Step up. Don’t complain about it; write letters. Put your voice on the line and tell the legislative branch what you think, because we're not going to get anywhere. Right now, what's happening is that the people who are talking to legislators are those Congressional reports, the White House is writing, and bureaucrats who are responsible for the situations we're currently in. It's double speak.

This is an intelligent letter; it's ten pages long by a person who created a business—the kind of business that everybody says we should have in the United States. It's well-cited, well-supported, and it outlines some simple facts, some simple truth bombs. That’s why I read it. This has to be done by Kraken and Coinbase; this has to be done by Consensus. If you work at these companies, tell your bosses, "Guys, we have to go on the line.
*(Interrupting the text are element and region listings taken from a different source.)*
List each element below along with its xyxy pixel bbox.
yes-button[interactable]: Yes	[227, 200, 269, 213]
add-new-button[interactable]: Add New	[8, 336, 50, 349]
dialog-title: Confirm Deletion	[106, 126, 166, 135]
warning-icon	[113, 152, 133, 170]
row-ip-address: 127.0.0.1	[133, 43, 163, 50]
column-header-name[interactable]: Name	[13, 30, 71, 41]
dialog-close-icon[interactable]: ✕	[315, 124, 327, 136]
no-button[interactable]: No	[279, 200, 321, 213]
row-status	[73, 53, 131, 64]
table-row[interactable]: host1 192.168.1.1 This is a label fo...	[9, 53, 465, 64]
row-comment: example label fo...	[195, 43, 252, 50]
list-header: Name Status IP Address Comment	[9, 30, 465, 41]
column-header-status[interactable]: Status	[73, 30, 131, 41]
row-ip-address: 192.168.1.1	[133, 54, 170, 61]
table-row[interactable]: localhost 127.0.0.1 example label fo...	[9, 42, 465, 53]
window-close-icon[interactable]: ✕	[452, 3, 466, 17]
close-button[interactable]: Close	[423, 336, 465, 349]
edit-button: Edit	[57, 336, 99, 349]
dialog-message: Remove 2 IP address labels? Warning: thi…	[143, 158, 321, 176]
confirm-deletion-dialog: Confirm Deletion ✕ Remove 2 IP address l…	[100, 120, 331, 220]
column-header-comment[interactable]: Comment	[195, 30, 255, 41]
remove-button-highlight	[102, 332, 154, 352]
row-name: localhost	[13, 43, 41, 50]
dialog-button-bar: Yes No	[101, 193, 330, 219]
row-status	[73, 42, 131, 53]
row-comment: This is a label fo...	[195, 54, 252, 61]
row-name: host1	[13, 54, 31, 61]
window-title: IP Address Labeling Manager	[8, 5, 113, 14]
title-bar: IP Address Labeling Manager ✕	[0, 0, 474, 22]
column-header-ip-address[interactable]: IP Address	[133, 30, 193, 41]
We have to write open letters. We have to go out there." If you write them, all read them. I don’t care if we’re brutal competitors in the market; my fan base needs to know, and your fan base needs to know too. We have a small window of time to get this done right as an industry, and if we don’t, by default, it’s going to be shut down, and all this is going to be lost.

We’re going to be in a situation where the U.S. gets left behind. I have ranches in Wyoming and strong roots in the United States. I love my country.

We don’t always do the right thing. I’m one of the harshest critics of many things, from our foreign policy to our monetary policy. But at the end of the day, there are a lot of good Americans out there—many listening—who care, and they don’t deserve to be let down and told that while they could have access to better money that’s more honest and transparent, it’s being taken from them by people they didn’t elect. The people that they did elect don’t have the inputs necessary to truly understand what’s going on. Open letters talk about your banking problems and choke point 2.